Hensoldt develops and manufactures radar systems for the purposes of surveillance, reconnaissance, air traffic control and air defence. These radars are used on such platforms as the Eurofighter, the German Navy's F125 frigates and the US Navy's littoral combat ships and ground-based systems. In September 2017, Hensoldt acquired the British radar manufacturer Kelvin Hughes from the private equity firm ECI.

Ground based air defense sensors include TRML-3D and TRML-4D active radar and TwInvis passive radar. Hensoldt claims to have detected two F-35 fighter jets as they were leaving from the ILA Berlin Air Show in 2018 with their passive TwInvis radar system. Naval air defense radars include TRS-3D and TRS-4D in fixed panel and rotator variants.

=== Optronics ===
Hensoldt manufactures optical and optronic devices for military and civil security applications. The main components of these devices are daylight cameras, thermal imagers, image intensifiers and laser rangefinders. The systems are used on various platforms for air, ground, sea and space missions as well as for the protection of infrastructures and borderlands. The optronic systems are used on board the Puma infantry fighting vehicle, Leopard main battle tank, 212 and 209 type submarines, Gripen and Rafale combat aircraft, AHRLAC reconnaissance aircraft, Baykar TB2 UAV, the Camcopter, Diamond DA42, and the EDRS-A satellite. In addition to this, Hensoldt also manufactures sights, targeting optics and optical systems deployed in the Leopard 2 main battle tank, PzH 2000 self-propelled howitzer, NH90 and Tiger transport and combat helicopters, as well as in the “Future Soldier” programme for modernising the infantry of the Bundeswehr, the German Armed Forces.

=== Avionics ===
The main system manufactured is the Sferion Pilot Assistance system, which allows for safe flight operations in a degraded visual environment. Products also include situational awareness systems, military mission computers and flight data recorders for helicopters and fighter aircraft. The company has set up the air traffic control network of the German Air Force, covering an airspace of 1,700 x 1,500 kilometres, by equipping airports used by the air force with ASR-S surveillance radar. Further air traffic control radars by Hensoldt are under contract for Great Britain, Australia and Canada. In August 2017, Hensoldt acquired the German-based company EuroAvionics GmbH, a supplier of civil avionics systems for helicopters and UAVs.

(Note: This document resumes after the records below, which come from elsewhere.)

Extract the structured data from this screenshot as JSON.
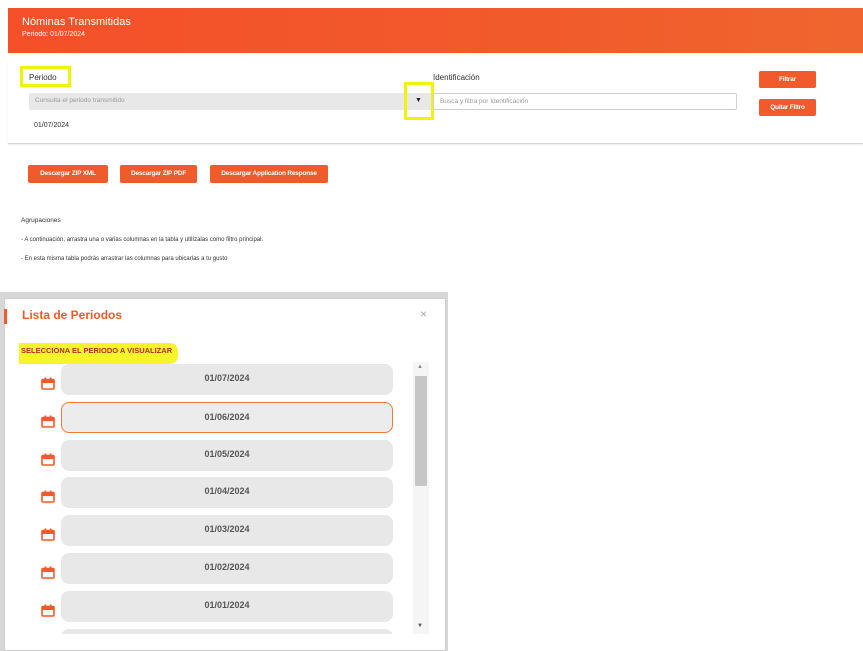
{
  "header": {
    "title": "Nóminas Transmitidas",
    "subtitle": "Periodo: 01/07/2024"
  },
  "filters": {
    "periodo_label": "Periodo",
    "periodo_placeholder": "Consulta el periodo transmitido",
    "periodo_value": "01/07/2024",
    "identificacion_label": "Identificación",
    "identificacion_placeholder": "Busca y filtra por Identificación",
    "filtrar_label": "Filtrar",
    "quitar_filtro_label": "Quitar Filtro"
  },
  "downloads": {
    "zip_xml": "Descargar ZIP XML",
    "zip_pdf": "Descargar ZIP PDF",
    "app_response": "Descargar Application Response"
  },
  "agrupaciones": {
    "title": "Agrupaciones",
    "line1": "- A continuación, arrastra una o varias columnas en la tabla y utilízalas como filtro principal.",
    "line2": "- En esta misma tabla podrás arrastrar las columnas para ubicarlas a tu gusto"
  },
  "modal": {
    "title": "Lista de Periodos",
    "close_icon": "×",
    "instruction": "SELECCIONA EL PERIODO A VISUALIZAR",
    "periods": [
      "01/07/2024",
      "01/06/2024",
      "01/05/2024",
      "01/04/2024",
      "01/03/2024",
      "01/02/2024",
      "01/01/2024",
      ""
    ],
    "selected_index": 1
  },
  "colors": {
    "brand": "#f15a2b",
    "highlight": "#f2f20a"
  }
}
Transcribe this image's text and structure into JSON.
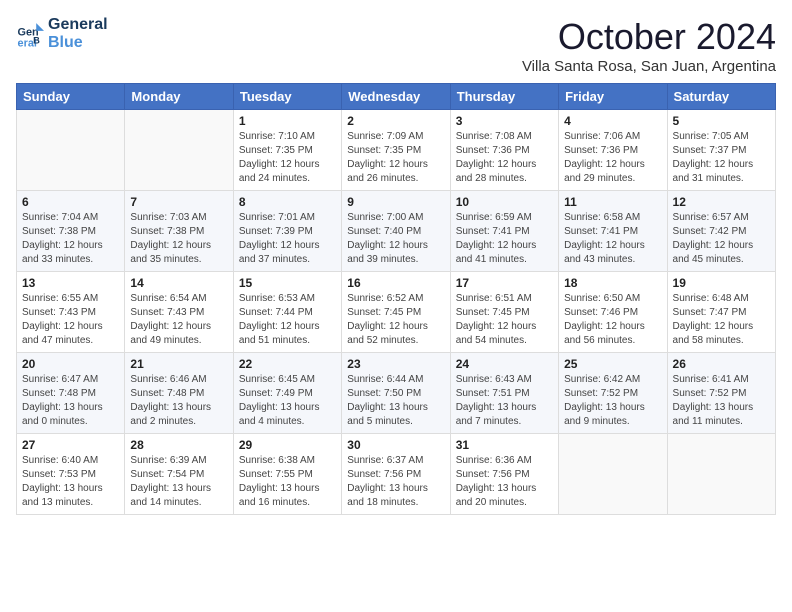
{
  "logo": {
    "line1": "General",
    "line2": "Blue"
  },
  "title": "October 2024",
  "location": "Villa Santa Rosa, San Juan, Argentina",
  "weekdays": [
    "Sunday",
    "Monday",
    "Tuesday",
    "Wednesday",
    "Thursday",
    "Friday",
    "Saturday"
  ],
  "weeks": [
    [
      {
        "day": "",
        "info": ""
      },
      {
        "day": "",
        "info": ""
      },
      {
        "day": "1",
        "info": "Sunrise: 7:10 AM\nSunset: 7:35 PM\nDaylight: 12 hours\nand 24 minutes."
      },
      {
        "day": "2",
        "info": "Sunrise: 7:09 AM\nSunset: 7:35 PM\nDaylight: 12 hours\nand 26 minutes."
      },
      {
        "day": "3",
        "info": "Sunrise: 7:08 AM\nSunset: 7:36 PM\nDaylight: 12 hours\nand 28 minutes."
      },
      {
        "day": "4",
        "info": "Sunrise: 7:06 AM\nSunset: 7:36 PM\nDaylight: 12 hours\nand 29 minutes."
      },
      {
        "day": "5",
        "info": "Sunrise: 7:05 AM\nSunset: 7:37 PM\nDaylight: 12 hours\nand 31 minutes."
      }
    ],
    [
      {
        "day": "6",
        "info": "Sunrise: 7:04 AM\nSunset: 7:38 PM\nDaylight: 12 hours\nand 33 minutes."
      },
      {
        "day": "7",
        "info": "Sunrise: 7:03 AM\nSunset: 7:38 PM\nDaylight: 12 hours\nand 35 minutes."
      },
      {
        "day": "8",
        "info": "Sunrise: 7:01 AM\nSunset: 7:39 PM\nDaylight: 12 hours\nand 37 minutes."
      },
      {
        "day": "9",
        "info": "Sunrise: 7:00 AM\nSunset: 7:40 PM\nDaylight: 12 hours\nand 39 minutes."
      },
      {
        "day": "10",
        "info": "Sunrise: 6:59 AM\nSunset: 7:41 PM\nDaylight: 12 hours\nand 41 minutes."
      },
      {
        "day": "11",
        "info": "Sunrise: 6:58 AM\nSunset: 7:41 PM\nDaylight: 12 hours\nand 43 minutes."
      },
      {
        "day": "12",
        "info": "Sunrise: 6:57 AM\nSunset: 7:42 PM\nDaylight: 12 hours\nand 45 minutes."
      }
    ],
    [
      {
        "day": "13",
        "info": "Sunrise: 6:55 AM\nSunset: 7:43 PM\nDaylight: 12 hours\nand 47 minutes."
      },
      {
        "day": "14",
        "info": "Sunrise: 6:54 AM\nSunset: 7:43 PM\nDaylight: 12 hours\nand 49 minutes."
      },
      {
        "day": "15",
        "info": "Sunrise: 6:53 AM\nSunset: 7:44 PM\nDaylight: 12 hours\nand 51 minutes."
      },
      {
        "day": "16",
        "info": "Sunrise: 6:52 AM\nSunset: 7:45 PM\nDaylight: 12 hours\nand 52 minutes."
      },
      {
        "day": "17",
        "info": "Sunrise: 6:51 AM\nSunset: 7:45 PM\nDaylight: 12 hours\nand 54 minutes."
      },
      {
        "day": "18",
        "info": "Sunrise: 6:50 AM\nSunset: 7:46 PM\nDaylight: 12 hours\nand 56 minutes."
      },
      {
        "day": "19",
        "info": "Sunrise: 6:48 AM\nSunset: 7:47 PM\nDaylight: 12 hours\nand 58 minutes."
      }
    ],
    [
      {
        "day": "20",
        "info": "Sunrise: 6:47 AM\nSunset: 7:48 PM\nDaylight: 13 hours\nand 0 minutes."
      },
      {
        "day": "21",
        "info": "Sunrise: 6:46 AM\nSunset: 7:48 PM\nDaylight: 13 hours\nand 2 minutes."
      },
      {
        "day": "22",
        "info": "Sunrise: 6:45 AM\nSunset: 7:49 PM\nDaylight: 13 hours\nand 4 minutes."
      },
      {
        "day": "23",
        "info": "Sunrise: 6:44 AM\nSunset: 7:50 PM\nDaylight: 13 hours\nand 5 minutes."
      },
      {
        "day": "24",
        "info": "Sunrise: 6:43 AM\nSunset: 7:51 PM\nDaylight: 13 hours\nand 7 minutes."
      },
      {
        "day": "25",
        "info": "Sunrise: 6:42 AM\nSunset: 7:52 PM\nDaylight: 13 hours\nand 9 minutes."
      },
      {
        "day": "26",
        "info": "Sunrise: 6:41 AM\nSunset: 7:52 PM\nDaylight: 13 hours\nand 11 minutes."
      }
    ],
    [
      {
        "day": "27",
        "info": "Sunrise: 6:40 AM\nSunset: 7:53 PM\nDaylight: 13 hours\nand 13 minutes."
      },
      {
        "day": "28",
        "info": "Sunrise: 6:39 AM\nSunset: 7:54 PM\nDaylight: 13 hours\nand 14 minutes."
      },
      {
        "day": "29",
        "info": "Sunrise: 6:38 AM\nSunset: 7:55 PM\nDaylight: 13 hours\nand 16 minutes."
      },
      {
        "day": "30",
        "info": "Sunrise: 6:37 AM\nSunset: 7:56 PM\nDaylight: 13 hours\nand 18 minutes."
      },
      {
        "day": "31",
        "info": "Sunrise: 6:36 AM\nSunset: 7:56 PM\nDaylight: 13 hours\nand 20 minutes."
      },
      {
        "day": "",
        "info": ""
      },
      {
        "day": "",
        "info": ""
      }
    ]
  ]
}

=== Electronic warfare ===
Hensoldt's product portfolio for electronic warfare includes 'Kalaetron' family of airborne electronic warfare system, including "Kalaetron Attack" aimed at jamming enemy radars.
The company is also a manufacturer of systems for acquiring and analysing radar and radio signals as well as equipments which offer protection for convoys and individual vehicles from attacks by improvised explosive devices (IED). The company developed MUSS, an operational electronic self-protection system for armored vehicles, which is integrated into the German Armed Forces’ Puma infantry fighting vehicle.

==Controversies==
In October 2018, the German government imposed a ban on arms exports to Saudi Arabia, citing the assassination of Jamal Khashoggi. However, in September 2022, reports revealed that despite the government embargo, Hensoldt continued to sell arms to the Arab nation. In 2019, the firm indulged in a deal for the establishment of a joint venture with the Kingdom's state-owned arms manufacturer, Saudi Arabian Military Industries (SAMI). The German firm also used its subsidiaries in the United Kingdom, France and South Africa to continue supplying arms to Riyadh, as the foreign branches were not subjected to the German arms embargo. In 2020, Saudi required radars for its border with Yemen, where the United Arab Emirates and Saudi-led coalition were waging a deadly war. While hundreds of thousands of people, including civilians, died in the Yemen war, Hensoldt's boards members were in talks to win the contract. Moreover, Hensoldt had been acting as a subcontractor, supplying components to Spanish and French manufacturers, who continued the arms exports to Saudi Arabia.